Через сорок минут молчаливого путешествия Потапов проконвоировал малыша на второй этаж ничем не примечательного кирпичного дома. Дверь двухкомнатной квартиры открыл им сам Юрлов, одетый в такие же джинсы и рубашку цвета хаки. В квартире их ждал чрезвычайно доброжелательный мужчина лет сорока. Если бы Потапова, при всей его профессиональной наблюдательности, спросили, чем ему запомнилась обстановка, он вспомнил бы разве что полное отсутствие книг и странную картину на стене, настолько странную, что место ей было где-нибудь в сборнике живописи душевнобольных: бельевая веревка, на которой висели на очень больших красных прищепках три обезглавленных тела. В картине, однако, было что-то веселое и вызывающее, как во взгляде малыша после звонка Юрлову.
 
— Благодарю за службу, — сказал Юрлов малоприятным тоном. Доброжелательный мужчина между тем подошел к малышу и, приобняв его за плечи, увел в другую комнату. Малыш вдруг обмяк и не сопротивлялся.
 
— Пойдем освежимся, жарко, — предложил Юрлов и, пропустив Потапова вперед, вышел из непонятной квартиры. Они вышли из подъезда и направились в душную стекляшку напротив. Юрлов взял два пива и первым уселся за исцарапанный столик.
 
— Значит, Потапов, — сказал он в своей манере, без предисловий. — Этот человек мой, Пиняев твой переусердствовал малость.
 
— Он не мой, — начал оправдываться Потапов, ненавидя себя за эту униженную манеру.
 
— Уже без разницы, — сказал Юрлов. — Был твой, стал не твой. Он, в общем, уже ничей. Когда человек говорит ему «Сто двадцать», надо поздороваться и отойти, а не в отделение его тащить. Инструкцию надо читать внимательно, ты понял?
 
— Понял, — сказал Потапов.
 
— Ты понимаешь, Потапов, какая вещь, — произнес Юрлов почти мечтательно, если допустить, что человек с таким лицом и манерами способен мечтать. — Ты никогда не задавал себе простого вопроса: почему в большой стране, оборудованной по последнему слову прогресса… запускающей ракету «Геркулес»… владеющей супергиперзвуковым оружием… каждый год горят леса? Они горят на большой территории. На территории, равной шести Франциям. И при этом все возрастающей. Не спрашивал ли ты себя, почему это так, неужели нам настолько не нужен лес?
 
Потапов молчал. Он не знал, следовало или нет задавать себе этот вопрос. Разумеется, он его задавал, но у него на все вопросы уже был универсальный ответ: значит, иначе нельзя. Иначе это «иначе» давно бы уже наступило.
 
— И вероятно, — продолжал Юрлов, — тебе никогда при этом не вспоминалась такая фраза: «И обонял Господь приятное благоухание, и сказал Господь Бог в сердце Своем: не буду больше проклинать землю за человека, потому что помышление сердца человеческого — зло от юности его; и не буду больше поражать всего живущего, как Я сделал».
 
Он посмотрел на Потапова очень прямо и недоброжелательно.
 
— Конечно, не приходила, — ответил он за Потапова. — Ты же скромный сотрудник внутренних органов, ты церковно-приходскую школу не кончал, Бытие не открывал.

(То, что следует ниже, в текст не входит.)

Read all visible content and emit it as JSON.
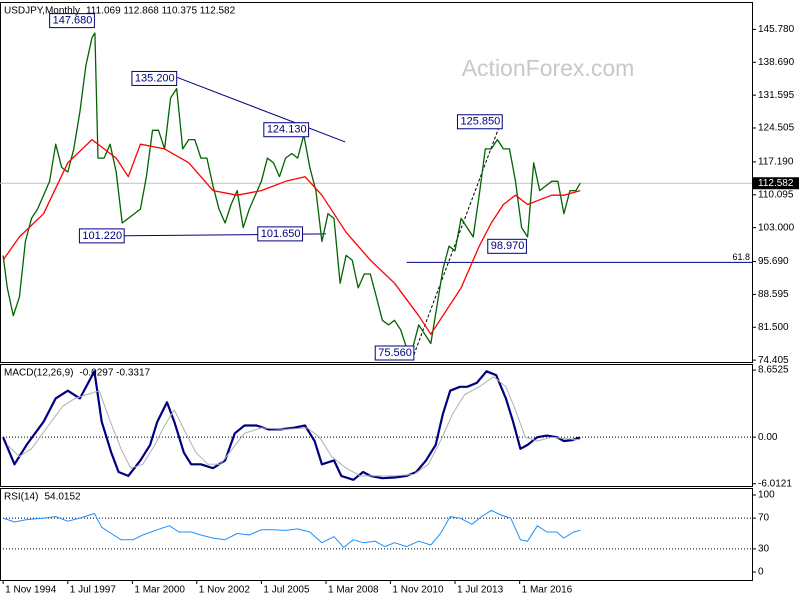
{
  "chart_data": [
    {
      "type": "line",
      "title": "USDJPY,Monthly",
      "subtitle": "111.069 112.868 110.375 112.582",
      "watermark": "ActionForex.com",
      "xlim": [
        1994.7,
        2025.77
      ],
      "ylim": [
        74.0,
        151.7
      ],
      "yticks": [
        {
          "value": 145.78,
          "label": "145.780"
        },
        {
          "value": 138.69,
          "label": "138.690"
        },
        {
          "value": 131.595,
          "label": "131.595"
        },
        {
          "value": 124.505,
          "label": "124.505"
        },
        {
          "value": 117.19,
          "label": "117.190"
        },
        {
          "value": 110.095,
          "label": "110.095"
        },
        {
          "value": 103.0,
          "label": "103.000"
        },
        {
          "value": 95.69,
          "label": "95.690"
        },
        {
          "value": 88.595,
          "label": "88.595"
        },
        {
          "value": 81.5,
          "label": "81.500"
        },
        {
          "value": 74.405,
          "label": "74.405"
        }
      ],
      "series": [
        {
          "color": "#006400",
          "x": [
            1994.83,
            1995.0,
            1995.25,
            1995.5,
            1995.75,
            1996.0,
            1996.25,
            1996.5,
            1996.75,
            1997.0,
            1997.25,
            1997.5,
            1997.75,
            1998.0,
            1998.25,
            1998.5,
            1998.62,
            1998.75,
            1999.0,
            1999.25,
            1999.5,
            1999.75,
            2000.0,
            2000.25,
            2000.5,
            2000.75,
            2001.0,
            2001.25,
            2001.5,
            2001.75,
            2002.0,
            2002.25,
            2002.5,
            2002.75,
            2003.0,
            2003.25,
            2003.5,
            2003.75,
            2004.0,
            2004.25,
            2004.5,
            2004.75,
            2005.0,
            2005.25,
            2005.5,
            2005.75,
            2006.0,
            2006.25,
            2006.5,
            2006.75,
            2007.0,
            2007.25,
            2007.5,
            2007.75,
            2008.0,
            2008.25,
            2008.5,
            2008.75,
            2009.0,
            2009.25,
            2009.5,
            2009.75,
            2010.0,
            2010.25,
            2010.5,
            2010.75,
            2011.0,
            2011.25,
            2011.5,
            2011.75,
            2012.0,
            2012.25,
            2012.5,
            2012.75,
            2013.0,
            2013.25,
            2013.5,
            2013.75,
            2014.0,
            2014.25,
            2014.5,
            2014.75,
            2015.0,
            2015.25,
            2015.5,
            2015.75,
            2016.0,
            2016.25,
            2016.5,
            2016.75,
            2017.0,
            2017.25,
            2017.5,
            2017.75,
            2018.0,
            2018.25,
            2018.5,
            2018.67
          ],
          "values": [
            97,
            90,
            84,
            88,
            100,
            105,
            107,
            110,
            113,
            121,
            116,
            115,
            120,
            128,
            138,
            144,
            145,
            118,
            118,
            121,
            115,
            104,
            105,
            106,
            107,
            114,
            124,
            124,
            120,
            131,
            133,
            120,
            122,
            122,
            118,
            118,
            112,
            107,
            104,
            108,
            111,
            103,
            107,
            110,
            113,
            118,
            117,
            114,
            118,
            119,
            118,
            123,
            116,
            111,
            100,
            106,
            105,
            91,
            97,
            96,
            90,
            93,
            93,
            88,
            83,
            82,
            83,
            81,
            77,
            77,
            82,
            80,
            78,
            86,
            94,
            99,
            98,
            105,
            103,
            101,
            110,
            120,
            120,
            122,
            120,
            120,
            113,
            103,
            101,
            117,
            111,
            112,
            113,
            113,
            106,
            111,
            111,
            112.582
          ]
        },
        {
          "color": "#ff0000",
          "x": [
            1994.83,
            1995.5,
            1996.5,
            1997.5,
            1998.5,
            1999.5,
            2000.0,
            2000.5,
            2001.5,
            2002.5,
            2003.5,
            2004.5,
            2005.5,
            2006.5,
            2007.3,
            2008.0,
            2008.5,
            2009.0,
            2010.0,
            2011.0,
            2012.0,
            2012.5,
            2013.0,
            2013.75,
            2014.5,
            2015.0,
            2015.5,
            2016.0,
            2016.5,
            2017.0,
            2017.5,
            2018.0,
            2018.67
          ],
          "values": [
            96,
            101,
            106,
            117,
            122,
            118,
            114,
            121,
            120,
            117,
            111,
            110,
            111,
            113,
            114,
            110,
            106,
            102,
            96,
            91,
            84,
            80,
            84,
            90,
            99,
            104,
            108,
            110,
            108,
            109,
            110,
            110,
            111
          ]
        }
      ],
      "trendlines": [
        {
          "color": "#000080",
          "x": [
            2001.93,
            2008.96
          ],
          "values": [
            135.6,
            121.5
          ]
        },
        {
          "color": "#000080",
          "x": [
            1999.58,
            2008.17
          ],
          "values": [
            101.22,
            101.65
          ]
        },
        {
          "color": "#000000",
          "dashed": true,
          "x": [
            2011.8,
            2015.4
          ],
          "values": [
            75.56,
            125.85
          ]
        }
      ],
      "levels": [
        {
          "value": 95.5,
          "label": "61.8",
          "x_start": 2011.5
        }
      ],
      "last_price": {
        "value": 112.582,
        "label": "112.582"
      },
      "annotations": [
        {
          "label": "147.680",
          "value": 147.68,
          "x": 1998.6
        },
        {
          "label": "135.200",
          "value": 135.2,
          "x": 2002.0
        },
        {
          "label": "124.130",
          "value": 124.13,
          "x": 2007.45
        },
        {
          "label": "101.220",
          "value": 101.22,
          "x": 1999.83
        },
        {
          "label": "101.650",
          "value": 101.65,
          "x": 2007.2
        },
        {
          "label": "125.850",
          "value": 125.85,
          "x": 2015.45
        },
        {
          "label": "98.970",
          "value": 98.97,
          "x": 2016.45
        },
        {
          "label": "75.560",
          "value": 75.56,
          "x": 2011.8
        }
      ]
    },
    {
      "type": "line",
      "title": "MACD(12,26,9)",
      "subtitle": "-0.0297 -0.3317",
      "xlim": [
        1994.7,
        2025.77
      ],
      "ylim": [
        -6.3,
        9.44
      ],
      "yticks": [
        8.6525,
        {
          "value": 0,
          "label": "0.00"
        },
        -6.0121
      ],
      "ref_lines": [
        0
      ],
      "series": [
        {
          "color": "#000080",
          "width": 2.2,
          "x": [
            1994.83,
            1995.3,
            1995.8,
            1996.5,
            1997.0,
            1997.5,
            1998.0,
            1998.6,
            1998.9,
            1999.3,
            1999.6,
            2000.0,
            2000.5,
            2000.9,
            2001.2,
            2001.6,
            2001.9,
            2002.3,
            2002.6,
            2003.0,
            2003.5,
            2004.0,
            2004.4,
            2004.8,
            2005.3,
            2005.8,
            2006.3,
            2006.8,
            2007.3,
            2007.7,
            2008.0,
            2008.5,
            2008.8,
            2009.3,
            2009.7,
            2010.0,
            2010.5,
            2011.0,
            2011.5,
            2011.9,
            2012.3,
            2012.7,
            2013.0,
            2013.3,
            2013.7,
            2014.0,
            2014.4,
            2014.8,
            2015.2,
            2015.6,
            2015.9,
            2016.2,
            2016.5,
            2016.9,
            2017.3,
            2017.7,
            2018.0,
            2018.3,
            2018.67
          ],
          "values": [
            0,
            -3.5,
            -1,
            2,
            5,
            6,
            5,
            8.5,
            2,
            -2,
            -4.5,
            -5,
            -3,
            -1,
            2,
            4.5,
            2,
            -2,
            -3.5,
            -3.5,
            -4,
            -3,
            0.5,
            1.5,
            1.5,
            1.0,
            1,
            1.2,
            1.5,
            -0.5,
            -3.5,
            -3,
            -5,
            -5.5,
            -4.5,
            -5,
            -5.3,
            -5.2,
            -5,
            -4.5,
            -3,
            -1,
            3,
            6,
            6.5,
            6.5,
            7,
            8.5,
            8,
            5,
            2,
            -1.5,
            -1,
            0,
            0.2,
            0,
            -0.5,
            -0.4,
            -0.0297
          ]
        },
        {
          "color": "#b0b0b0",
          "width": 1,
          "x": [
            1995.0,
            1995.5,
            1996.0,
            1996.7,
            1997.3,
            1997.8,
            1998.3,
            1998.8,
            1999.2,
            1999.7,
            2000.1,
            2000.6,
            2001.1,
            2001.5,
            2001.9,
            2002.3,
            2002.8,
            2003.3,
            2003.8,
            2004.3,
            2004.8,
            2005.5,
            2006.5,
            2007.4,
            2007.9,
            2008.4,
            2009.0,
            2009.6,
            2010.3,
            2011.0,
            2011.8,
            2012.4,
            2012.9,
            2013.4,
            2013.9,
            2014.5,
            2015.1,
            2015.6,
            2016.0,
            2016.4,
            2016.9,
            2017.5,
            2018.1,
            2018.67
          ],
          "values": [
            -1,
            -2.5,
            -1.5,
            1.5,
            4,
            5,
            5.5,
            6,
            2.5,
            -1.5,
            -4,
            -3.5,
            -1,
            1.5,
            3.5,
            1,
            -2,
            -3.5,
            -3.5,
            -1.5,
            0.5,
            1.2,
            1,
            1.2,
            0,
            -2.5,
            -4,
            -5,
            -5,
            -5,
            -4.8,
            -3.5,
            -0.5,
            3,
            5.5,
            6.5,
            7.8,
            6.5,
            3.5,
            0,
            -0.5,
            0,
            -0.2,
            -0.3317
          ]
        }
      ]
    },
    {
      "type": "line",
      "title": "RSI(14)",
      "subtitle": "54.0152",
      "xlim": [
        1994.7,
        2025.77
      ],
      "ylim": [
        -10.4,
        109.1
      ],
      "yticks": [
        100,
        70,
        30,
        0
      ],
      "ref_lines": [
        70,
        30
      ],
      "xticks": [
        {
          "value": 1994.83,
          "label": "1 Nov 1994"
        },
        {
          "value": 1997.5,
          "label": "1 Jul 1997"
        },
        {
          "value": 2000.17,
          "label": "1 Mar 2000"
        },
        {
          "value": 2002.83,
          "label": "1 Nov 2002"
        },
        {
          "value": 2005.5,
          "label": "1 Jul 2005"
        },
        {
          "value": 2008.17,
          "label": "1 Mar 2008"
        },
        {
          "value": 2010.83,
          "label": "1 Nov 2010"
        },
        {
          "value": 2013.5,
          "label": "1 Jul 2013"
        },
        {
          "value": 2016.17,
          "label": "1 Mar 2016"
        }
      ],
      "series": [
        {
          "color": "#1e90ff",
          "width": 1,
          "x": [
            1994.83,
            1995.3,
            1995.8,
            1996.5,
            1997.0,
            1997.5,
            1998.0,
            1998.6,
            1998.9,
            1999.3,
            1999.7,
            2000.2,
            2000.6,
            2001.2,
            2001.7,
            2002.1,
            2002.6,
            2003.0,
            2003.5,
            2004.0,
            2004.5,
            2005.0,
            2005.5,
            2006.0,
            2006.5,
            2007.0,
            2007.5,
            2008.0,
            2008.5,
            2008.9,
            2009.3,
            2009.7,
            2010.2,
            2010.6,
            2011.0,
            2011.5,
            2012.0,
            2012.5,
            2012.9,
            2013.3,
            2013.7,
            2014.2,
            2014.6,
            2015.0,
            2015.4,
            2015.8,
            2016.2,
            2016.5,
            2016.9,
            2017.3,
            2017.7,
            2018.0,
            2018.4,
            2018.67
          ],
          "values": [
            70,
            65,
            68,
            70,
            72,
            66,
            70,
            76,
            58,
            50,
            42,
            42,
            48,
            55,
            60,
            52,
            52,
            48,
            44,
            42,
            50,
            48,
            55,
            55,
            54,
            56,
            52,
            38,
            46,
            32,
            42,
            38,
            40,
            33,
            38,
            33,
            40,
            35,
            50,
            72,
            70,
            62,
            72,
            80,
            74,
            70,
            42,
            40,
            60,
            52,
            52,
            44,
            52,
            54.0152
          ]
        }
      ]
    }
  ]
}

Потапов открывал и Бытие, и другие разделы этой книги, но никогда не приноравливал ее к текущим природным явлениям.
 
— Приятное благоухание, — повторил Юрлов. — И все более приятное.
 
Он помолчал и быстро опорожнил свою кружку. Очень странно было видеть его в этой вонючей забегаловке, да и все было странно, ни на что не похоже.
 
— А не приходило ли тебе в голову, Потапов, — спросил Юрлов, глядя сквозь мутную стену стекляшки, — что у нас удивительные люди? Те особенные люди, которых можно воспитать только очень обильным, очень регулярным вдыханием дыма? Не вспоминал ли ты, допустим, фразу такого англосаксонского автора де Куинси: «Первый же глоток дыма приятно расслабил меня, лишив всякой воли к сопротивлению»?
 
— Не пойму, куда вы клоните, — твердо сказал Потапов.
 
— Куда я что? — переспросил Юрлов с той природоохранной интонацией, которая любого заставляла почувствовать себя вошью. То есть как ты смел вообще предположить, дрисня, что я вообще куда-либо клоню? Мы, Природоохрана, говорим то, что хотим, и так, как хотим, а клонить надо вам, недолюдям, — примерно так это звучало.
 
— Ну, что вы имеете в виду.
 
— Что имею, то и введу, — сказал Юрлов и отвратительно улыбнулся. — Тебе введу, а ты раздвинь уши, расслабься и понимай. Ты же куришь, Потапов, я знаю. И все эти новые картинки на сигаретах — рак, инфаркт, импотенция — они же тебя не заставили бросить, верно? Они тебе только и внушают: назло вам, падлам, буду курить! Последнюю радость отнимаете, — так нет же! Правильно?
 
— Правильно, — признал Потапов.
 
— Но этого же мало, — с нажимом сказал Юрлов, глядя ему в глаза. — Дыма же надо много. Надо, чтобы все вдыхали дым. Вкусный жертвенный дым. Весенним дымком пахнет, осенним дымком тянет. Зимний дымок вообще наслаждение. А летом надо на весь год надышаться. И тогда будет правильный народ. Тот народ, который нужно. Ты понимаешь, дымокур? Дымонюх? Дымодуй?
 
— Нет, — сказал Потапов. Он не хотел понимать, отказывался понимать.
 
— Черные избы, черные баньки, — продолжал Юрлов. — Лесные пожары. Другие бы давно догадались. Но ты, идиот, так нанюхался дыма, что соображение у тебя отключилось начисто. Это правильно. Еще немного — совсем станешь как надо.
 
— Но Калифорния? — спросил Потапов в отчаянии. — В Калифорнии же горит?
 
— Потапов, — ласково протянул Юрлов. Эта железная ласка Потапова добила. — Ты был в Калифорнии? Ты Калифорнию видел?
 
Потапов покачал головой.
 
— Зачем же ты тогда о ней говоришь?
 
Стало тихо. Только здесь Потапов почувствовал, что в Барабинске сильно пахнет дымом — даже, пожалуй, сильней, чем в Самонихе.
 
— Это мой парень, — спокойно сказал Юрлов. — Он делал мое дело. С Пиняевым мы разберемся, он плохой сотрудник. Но ты, Потапов, хороший сотрудник. Таких сейчас не делают, все обдымленные. Поэтому я тебе просто говорю: про этого парня ты забудь. А то, что я тебе сказал, запомни.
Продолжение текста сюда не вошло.